The privacy policies written by different application development companies or individuals can be in different formats. The authors also can use different ways to describe the similar data practices. Therefore, there is a requirement to create a shared understanding between privacy policies of mobile or web-based applications. Formal ontologies can be used to create a shared understanding between policy authors, regulators, application developers, and users. However, there is no standard method to build an ontology. I have developed an empirical method to construct an ontology manually which is based on grounded theory. The method consists of seven heuristics that explain how to infer hypernymy, meronymy and synonymy relationships from information type phrases, which we discovered using grounded analysis of five privacy policies. The method was evaluated on 355 phrases from 50 privacy policies.
Based on the heuristics, I also developed 27 semantic rules that automatically constructs semantic relationships between phrases which uses a shallow typing system. The semantic rules utilizes different ways to describe data called "variants." For example, "device name" and "mobile device id" are both variants of "device." Therefore, we can infer new variants and relationships between them using the semantic rules. Finally, I use description logic and OWL API to construct an ontology using the inferred variants and relations.

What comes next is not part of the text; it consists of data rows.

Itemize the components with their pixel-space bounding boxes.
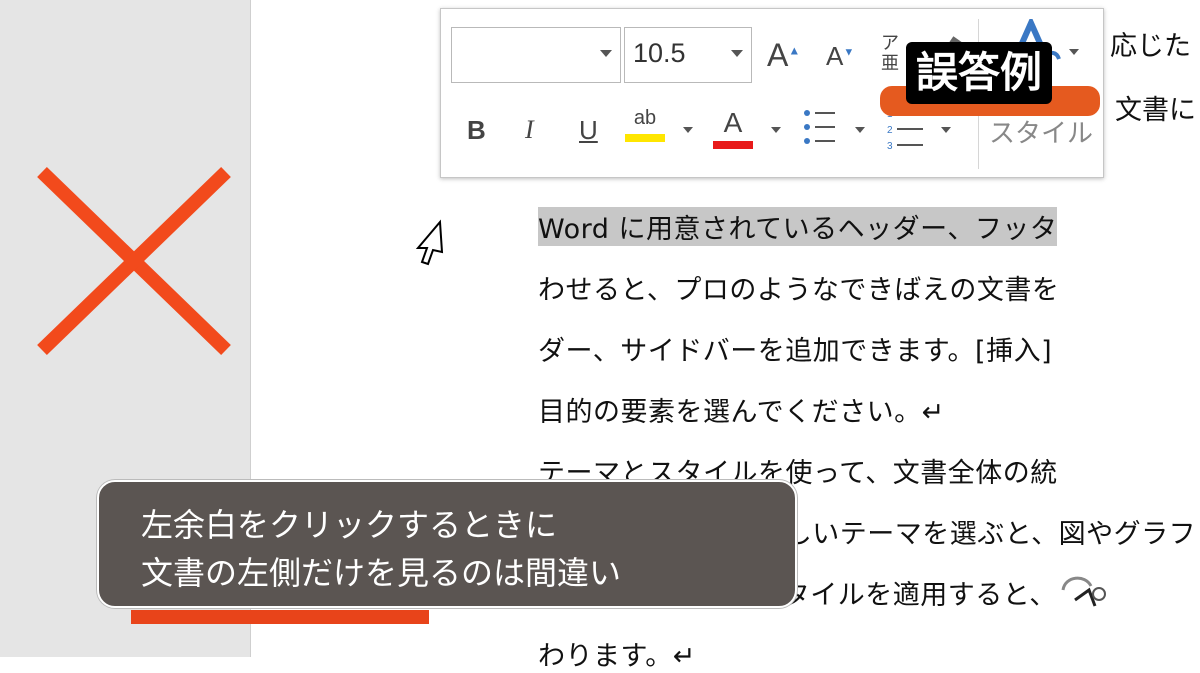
busy-cursor-icon: [1061, 576, 1106, 607]
caption-line-1: 左余白をクリックするときに: [141, 506, 558, 544]
shrink-font-button[interactable]: A▼: [826, 41, 854, 72]
mouse-cursor-icon: [415, 219, 444, 266]
svg-text:3: 3: [887, 141, 893, 152]
caption-line-2: 文書の左側だけを見るのは間違い: [141, 554, 622, 592]
document-line-selected[interactable]: Word に用意されているヘッダー、フッタ: [538, 207, 1058, 246]
svg-text:2: 2: [887, 125, 893, 136]
phonetic-top: ア: [881, 33, 899, 53]
font-color-label: A: [723, 107, 743, 138]
underline-button[interactable]: U: [579, 115, 598, 146]
highlight-button[interactable]: ab: [625, 107, 665, 142]
font-size-dropdown[interactable]: 10.5: [624, 27, 752, 83]
chevron-down-icon: [941, 127, 951, 133]
phonetic-bottom: 亜: [881, 53, 899, 73]
chevron-down-icon: [731, 50, 743, 57]
chevron-down-icon: [771, 127, 781, 133]
shrink-font-label: A: [826, 41, 844, 71]
chevron-down-icon: [1069, 49, 1079, 55]
document-line[interactable]: わせると、プロのようなできばえの文書を: [538, 268, 1059, 307]
chevron-down-icon: [855, 127, 865, 133]
grow-font-button[interactable]: A▲: [767, 37, 800, 74]
font-color-bar: [713, 141, 753, 149]
caption-underline: [131, 610, 429, 624]
document-line[interactable]: 目的の要素を選んでください。↵: [538, 390, 945, 429]
document-line[interactable]: ダー、サイドバーを追加できます。[挿入]: [538, 329, 1052, 368]
chevron-down-icon: [683, 127, 693, 133]
font-name-dropdown[interactable]: [451, 27, 621, 83]
bold-button[interactable]: B: [467, 115, 486, 146]
font-color-button[interactable]: A: [713, 107, 753, 149]
highlight-color-bar: [625, 134, 665, 142]
document-text-fragment: 応じた: [1110, 31, 1191, 62]
wrong-example-badge: 誤答例: [906, 42, 1053, 104]
italic-button[interactable]: I: [525, 115, 534, 145]
document-text-fragment: 文書に: [1115, 95, 1196, 126]
highlight-label: ab: [633, 107, 657, 129]
document-line[interactable]: わります。↵: [538, 634, 696, 673]
explanation-caption: 左余白をクリックするときに 文書の左側だけを見るのは間違い: [97, 480, 797, 608]
chevron-down-icon: [600, 50, 612, 57]
bullet-list-icon[interactable]: [801, 107, 837, 149]
styles-button[interactable]: スタイル: [989, 113, 1093, 150]
phonetic-guide-button[interactable]: ア 亜: [881, 33, 899, 73]
font-size-value: 10.5: [633, 38, 686, 68]
grow-font-label: A: [767, 37, 789, 73]
wrong-x-icon: [37, 166, 231, 356]
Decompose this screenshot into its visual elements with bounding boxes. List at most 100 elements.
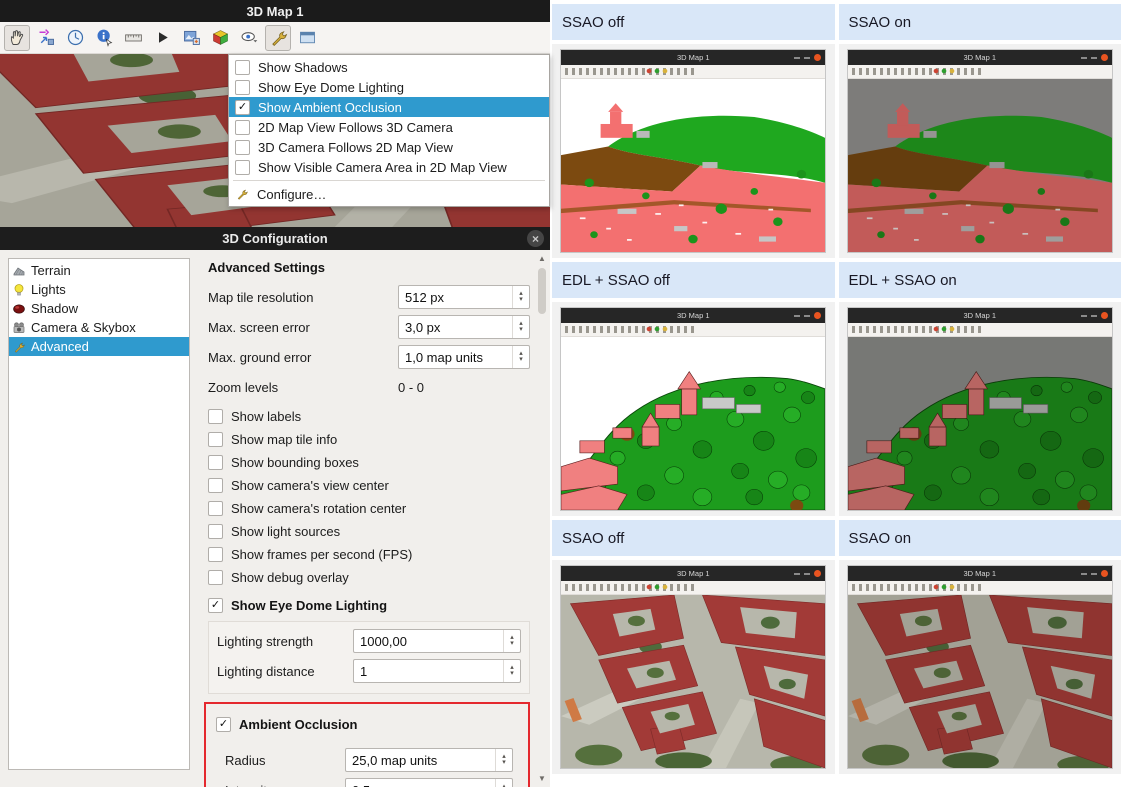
scrollbar-thumb[interactable] xyxy=(538,268,546,314)
spinbox-arrows[interactable]: ▴▾ xyxy=(503,630,520,652)
mini-window-title: 3D Map 1 xyxy=(677,53,710,62)
camera-move-icon[interactable] xyxy=(33,25,59,51)
toggle-show-camera-view-center[interactable]: Show camera's view center xyxy=(208,474,530,497)
sidebar-item-label: Advanced xyxy=(31,339,89,354)
intensity-spinbox[interactable]: 0,5 ▴▾ xyxy=(345,778,513,787)
checkbox-checked[interactable]: ✓ xyxy=(208,598,223,613)
checkbox[interactable] xyxy=(235,160,250,175)
checkbox[interactable] xyxy=(208,478,223,493)
light-bulb-icon xyxy=(12,283,26,297)
spinbox-arrows[interactable]: ▴▾ xyxy=(512,316,529,338)
toggle-label: Show map tile info xyxy=(231,432,337,447)
checkbox[interactable] xyxy=(235,60,250,75)
close-button[interactable]: × xyxy=(527,230,544,247)
menu-item-2d-follows-3d[interactable]: 2D Map View Follows 3D Camera xyxy=(229,117,549,137)
radius-spinbox[interactable]: 25,0 map units ▴▾ xyxy=(345,748,513,772)
mini-window-toolbar xyxy=(561,323,825,337)
mini-window-buttons xyxy=(794,54,821,61)
mini-window-buttons xyxy=(794,570,821,577)
spinbox-value: 1000,00 xyxy=(354,634,503,649)
field-radius: Radius 25,0 map units ▴▾ xyxy=(225,748,513,772)
toggle-show-labels[interactable]: Show labels xyxy=(208,405,530,428)
toggle-show-bounding-boxes[interactable]: Show bounding boxes xyxy=(208,451,530,474)
field-map-tile-resolution: Map tile resolution 512 px ▴▾ xyxy=(208,285,530,309)
checkbox[interactable] xyxy=(208,455,223,470)
spinbox-arrows[interactable]: ▴▾ xyxy=(495,749,512,771)
mini-map-window: 3D Map 1 xyxy=(847,565,1113,769)
comparison-image-cell: 3D Map 1 xyxy=(552,560,835,774)
dialog-scrollbar[interactable]: ▲ ▼ xyxy=(536,254,548,783)
edl-group-title[interactable]: ✓ Show Eye Dome Lighting xyxy=(208,593,530,617)
max-screen-error-spinbox[interactable]: 3,0 px ▴▾ xyxy=(398,315,530,339)
field-label: Radius xyxy=(225,753,345,768)
group-label: Ambient Occlusion xyxy=(239,717,357,732)
scroll-up-arrow[interactable]: ▲ xyxy=(538,254,546,263)
menu-item-show-visible-camera-area[interactable]: Show Visible Camera Area in 2D Map View xyxy=(229,157,549,177)
effects-eye-icon[interactable] xyxy=(236,25,262,51)
sidebar-item-label: Camera & Skybox xyxy=(31,320,136,335)
sidebar-item-lights[interactable]: Lights xyxy=(9,280,189,299)
ao-group-box: Radius 25,0 map units ▴▾ Intensity 0,5 ▴… xyxy=(216,740,522,787)
lighting-strength-spinbox[interactable]: 1000,00 ▴▾ xyxy=(353,629,521,653)
map-tile-resolution-spinbox[interactable]: 512 px ▴▾ xyxy=(398,285,530,309)
camera-icon xyxy=(12,321,26,335)
menu-item-label: Show Visible Camera Area in 2D Map View xyxy=(258,160,507,175)
checkbox[interactable] xyxy=(208,547,223,562)
toggle-show-camera-rotation-center[interactable]: Show camera's rotation center xyxy=(208,497,530,520)
menu-item-label: Show Eye Dome Lighting xyxy=(258,80,404,95)
max-ground-error-spinbox[interactable]: 1,0 map units ▴▾ xyxy=(398,345,530,369)
scroll-down-arrow[interactable]: ▼ xyxy=(538,774,546,783)
field-lighting-distance: Lighting distance 1 ▴▾ xyxy=(217,659,521,683)
checkbox[interactable] xyxy=(208,501,223,516)
checkbox-checked[interactable]: ✓ xyxy=(235,100,250,115)
comparison-image-cell: 3D Map 1 xyxy=(839,302,1121,516)
sidebar-item-camera-skybox[interactable]: Camera & Skybox xyxy=(9,318,189,337)
screenshot-root: 3D Map 1 xyxy=(0,0,1121,787)
menu-item-show-eye-dome-lighting[interactable]: Show Eye Dome Lighting xyxy=(229,77,549,97)
ao-group-title[interactable]: ✓ Ambient Occlusion xyxy=(216,712,522,736)
sidebar-item-terrain[interactable]: Terrain xyxy=(9,261,189,280)
toggle-show-map-tile-info[interactable]: Show map tile info xyxy=(208,428,530,451)
checkbox[interactable] xyxy=(235,80,250,95)
effects-dropdown-menu: Show Shadows Show Eye Dome Lighting ✓ Sh… xyxy=(228,54,550,207)
menu-item-show-ambient-occlusion[interactable]: ✓ Show Ambient Occlusion xyxy=(229,97,549,117)
toggle-show-light-sources[interactable]: Show light sources xyxy=(208,520,530,543)
play-icon[interactable] xyxy=(149,25,175,51)
spinbox-arrows[interactable]: ▴▾ xyxy=(512,286,529,308)
dock-panel-icon[interactable] xyxy=(294,25,320,51)
menu-item-show-shadows[interactable]: Show Shadows xyxy=(229,57,549,77)
options-wrench-icon[interactable] xyxy=(265,25,291,51)
checkbox[interactable] xyxy=(208,570,223,585)
sidebar-item-shadow[interactable]: Shadow xyxy=(9,299,189,318)
pan-icon[interactable] xyxy=(4,25,30,51)
mini-window-toolbar xyxy=(561,65,825,79)
toggle-show-fps[interactable]: Show frames per second (FPS) xyxy=(208,543,530,566)
axis-cube-icon[interactable] xyxy=(207,25,233,51)
field-label: Max. screen error xyxy=(208,320,398,335)
animation-clock-icon[interactable] xyxy=(62,25,88,51)
spinbox-arrows[interactable]: ▴▾ xyxy=(512,346,529,368)
checkbox[interactable] xyxy=(235,120,250,135)
comparison-row-3: SSAO off SSAO on 3D Map 1 xyxy=(552,520,1121,774)
checkbox[interactable] xyxy=(235,140,250,155)
spinbox-arrows[interactable]: ▴▾ xyxy=(495,779,512,787)
checkbox[interactable] xyxy=(208,432,223,447)
dialog-body: Terrain Lights Shadow Camera & Skybox Ad… xyxy=(0,250,550,787)
toggle-label: Show camera's view center xyxy=(231,478,389,493)
checkbox[interactable] xyxy=(208,409,223,424)
checkbox[interactable] xyxy=(208,524,223,539)
export-image-icon[interactable] xyxy=(178,25,204,51)
checkbox-checked[interactable]: ✓ xyxy=(216,717,231,732)
identify-icon[interactable] xyxy=(91,25,117,51)
sidebar-item-advanced[interactable]: Advanced xyxy=(9,337,189,356)
menu-item-3d-follows-2d[interactable]: 3D Camera Follows 2D Map View xyxy=(229,137,549,157)
menu-item-configure[interactable]: Configure… xyxy=(229,184,549,204)
measure-icon[interactable] xyxy=(120,25,146,51)
shadow-sphere-icon xyxy=(12,302,26,316)
dialog-sidebar: Terrain Lights Shadow Camera & Skybox Ad… xyxy=(8,258,190,770)
comparison-header-right: EDL + SSAO on xyxy=(839,262,1121,298)
toggle-show-debug-overlay[interactable]: Show debug overlay xyxy=(208,566,530,589)
spinbox-arrows[interactable]: ▴▾ xyxy=(503,660,520,682)
lighting-distance-spinbox[interactable]: 1 ▴▾ xyxy=(353,659,521,683)
field-lighting-strength: Lighting strength 1000,00 ▴▾ xyxy=(217,629,521,653)
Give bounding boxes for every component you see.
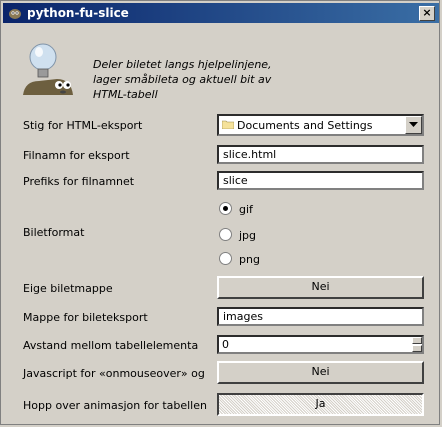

Mobile applications collect and share users' personal information to fulfil functionalities and provide services to users. Due to the importance of privacy, regulators often require applications to present their data practices through a legal document called "privacy policies." The privacy authors might differ from application developers for a similar app. Therefore, they can use different words to describe the similar practice. Our research group provides a framework to help developers, to bridge the gap between privacy policies and application code and reduce the inconsistencies. In this project, I have developed a domain ontology on information types that are collected by applications to overcome the problem of abstraction in privacy policies. The privacy policies are tend to use abstract terms. They also use hypernymy to represent specific information types related to a more general information type. I also developed a natural language processing tool that identifies the information that is mentioned to be collected in privacy policies and compare them with the ontology to find the level of abstraction in privacy policies.